Мистер Флауэрз, редкой мальчишеской бородкой и высоким умным лбом напоминавший Вайолет Шекспира, заговорил так тихо и непонятно, что ей пришлось придвинуться к нему поближе. Но суть она уловила: Гортензия беременна, как она сама призналась, от ее сына Августа.

— Она проплакала всю ночь, — продолжала миссис Флауэрз, и на ее глаза тоже навернулись слезы.

Мистер Флауэрз объяснил, в чем дело, — во всяком случае попытался. Не то чтобы супруги веровали в мирские понятия о поруганной чести: их собственные брачные узы были скреплены до того, как прозвучали традиционные словесные формулы; буйное цветение жизненных сил всегда отрадно. Нет: дело в том, что Август, э-э, казалось, не понимает этого так, как они, или, не исключено, понимает даже лучше, однако, говоря откровенно, они полагают, что он разбил девушке сердце, хотя сама она говорит, будто он сказал, что ее любит. Им хотелось бы знать, что именно известно Вайолет о чувствах Августа, и — и если да (конец фразы, пошлый и неуместный, брякнулся с глухим стуком, словно из кармана мистера Флауэрза выпала лежавшая там подкова), то как молодой человек намерен повести себя в дальнейшем.

Вайолет пошевелила губами, пытаясь ответить, но не смогла вымолвить ни слова.

— Если Август ее любит, — заговорила она, взяв себя в руки, — тогда…

— Не исключено, — перебил ее мистер Флауэрз, — но он сказал — она говорит, что сказал — будто есть кто-то еще, э-э, у кого есть более весомые права, кто-то…

— То есть он уже дал обещание другой, — вступила в разговор миссис Флауэрз. — Которая тоже, ну, вы меня понимаете…

— Эми Медоуз? — спросила Вайолет.

— Нет-нет. Ее зовут иначе. Ты не помнишь ее имени?

Мистер Флауэрз откашлялся.

— Гортензия не могла сказать точно. Не исключено… не исключено, что девушка была не одна.

— О боже мой, боже мой! — только и могла выговорить Вайолет, всем сердцем разделяя отчаяние супругов и испытывая признательность за те мужественные усилия, какие они прилагали, чтобы не выказать своего осуждения, однако она и понятия не имела, что тут можно сказать.

Флауэрзы смотрели на Вайолет с надеждой, ожидая, что ее слова впишут случившееся в ту грандиозную драму, которая им виделась. Но Вайолет, пересилив себя, смогла только, с натянутой улыбкой, еле слышно пробормотать:

— Что ж поделаешь, такое не впервые случается на белом свете.

— Не впервые?

— Да, такое уже бывало.

Сердца у супругов забились чаще. Так, Вайолет знает: ей известны прецеденты. Какие именно? Кришна с флейтой, разбрасывание семени, воплощения духа, аватары — что еще? Что-то такое, о чем они и не подозревали? Да, блистательней и необыкновенней, чем доступно их разумению.

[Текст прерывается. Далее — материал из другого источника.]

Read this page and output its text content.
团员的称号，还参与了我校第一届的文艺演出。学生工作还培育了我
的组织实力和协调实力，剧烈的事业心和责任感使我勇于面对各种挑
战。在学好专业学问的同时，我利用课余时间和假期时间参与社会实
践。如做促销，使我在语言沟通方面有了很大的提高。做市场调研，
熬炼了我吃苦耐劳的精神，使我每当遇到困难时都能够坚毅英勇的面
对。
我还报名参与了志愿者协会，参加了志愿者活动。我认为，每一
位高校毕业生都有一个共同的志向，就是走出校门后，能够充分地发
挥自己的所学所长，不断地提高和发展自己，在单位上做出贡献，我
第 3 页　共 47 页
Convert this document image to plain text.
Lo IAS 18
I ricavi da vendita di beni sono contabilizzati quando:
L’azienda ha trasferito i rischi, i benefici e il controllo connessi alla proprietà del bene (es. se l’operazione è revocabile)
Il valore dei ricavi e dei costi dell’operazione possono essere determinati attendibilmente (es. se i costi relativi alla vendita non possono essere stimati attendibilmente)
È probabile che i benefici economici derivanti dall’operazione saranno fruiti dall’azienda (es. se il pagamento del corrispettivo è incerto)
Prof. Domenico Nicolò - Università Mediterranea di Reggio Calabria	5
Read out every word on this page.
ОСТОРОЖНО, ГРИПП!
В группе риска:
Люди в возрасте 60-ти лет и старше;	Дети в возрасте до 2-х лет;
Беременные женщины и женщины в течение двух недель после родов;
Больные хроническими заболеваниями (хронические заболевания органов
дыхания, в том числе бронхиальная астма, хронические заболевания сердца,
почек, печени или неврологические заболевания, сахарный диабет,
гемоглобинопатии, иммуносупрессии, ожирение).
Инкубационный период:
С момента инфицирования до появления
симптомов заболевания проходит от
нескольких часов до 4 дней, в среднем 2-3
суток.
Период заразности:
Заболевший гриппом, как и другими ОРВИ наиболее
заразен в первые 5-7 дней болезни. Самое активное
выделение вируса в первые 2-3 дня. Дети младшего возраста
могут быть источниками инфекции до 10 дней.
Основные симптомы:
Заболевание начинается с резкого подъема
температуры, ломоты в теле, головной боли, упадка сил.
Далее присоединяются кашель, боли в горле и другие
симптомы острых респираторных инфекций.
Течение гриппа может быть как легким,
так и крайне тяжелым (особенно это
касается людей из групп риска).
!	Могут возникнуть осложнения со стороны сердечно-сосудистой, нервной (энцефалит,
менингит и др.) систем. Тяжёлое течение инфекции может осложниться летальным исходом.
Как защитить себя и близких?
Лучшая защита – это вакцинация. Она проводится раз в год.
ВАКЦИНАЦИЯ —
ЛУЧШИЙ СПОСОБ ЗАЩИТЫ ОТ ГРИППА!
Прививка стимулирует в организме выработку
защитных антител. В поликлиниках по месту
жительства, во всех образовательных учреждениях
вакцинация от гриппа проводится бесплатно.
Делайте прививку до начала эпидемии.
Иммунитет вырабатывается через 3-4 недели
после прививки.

— Не впервые, — повторил мистер Флауэрз, и его брови поползли вверх. — Да.

— Может быть, — чуть ли не прошептала миссис Флауэрз, — это часть Повести?

— Что? О да, — отозвалась Вайолет, впав в задумчивость. А что сталось с Эми? На что еще способен Август? Где он набрался дерзости разбивать девушкам сердца? Ее обуял ужас. — Но я ничего не знала об этом, мне никогда даже и в голову не приходило… Ох, Август, Август, — с трудом проговорила Вайолет и сникла. Не их ли это проделки? Откуда ей было знать? Могла ли она спросить у него прямо? Догадалась ли бы по его ответу?

Видя Вайолет в таком расстройстве чувств, мистер Флауэрз подался вперед:

— Мы совсем, совсем не хотели отягощать вас. Не то чтобы мы не думали об этом — мы как раз думали, и не то чтобы не были уверены — а мы как раз уверены, что все должно уладиться — и уладится непременно. Гортензия ничуть его не винит, дело совсем не в этом.

— Конечно, не в этом, — поддакнула миссис Флауэрз и мягко дотронулась до руки Вайолет. — Нам ничего не нужно. Дело совсем не в этом. Новая душа — это всегда радость. Она будет нашей.

— Может быть, — откликнулась Вайолет, — со временем все станет яснее.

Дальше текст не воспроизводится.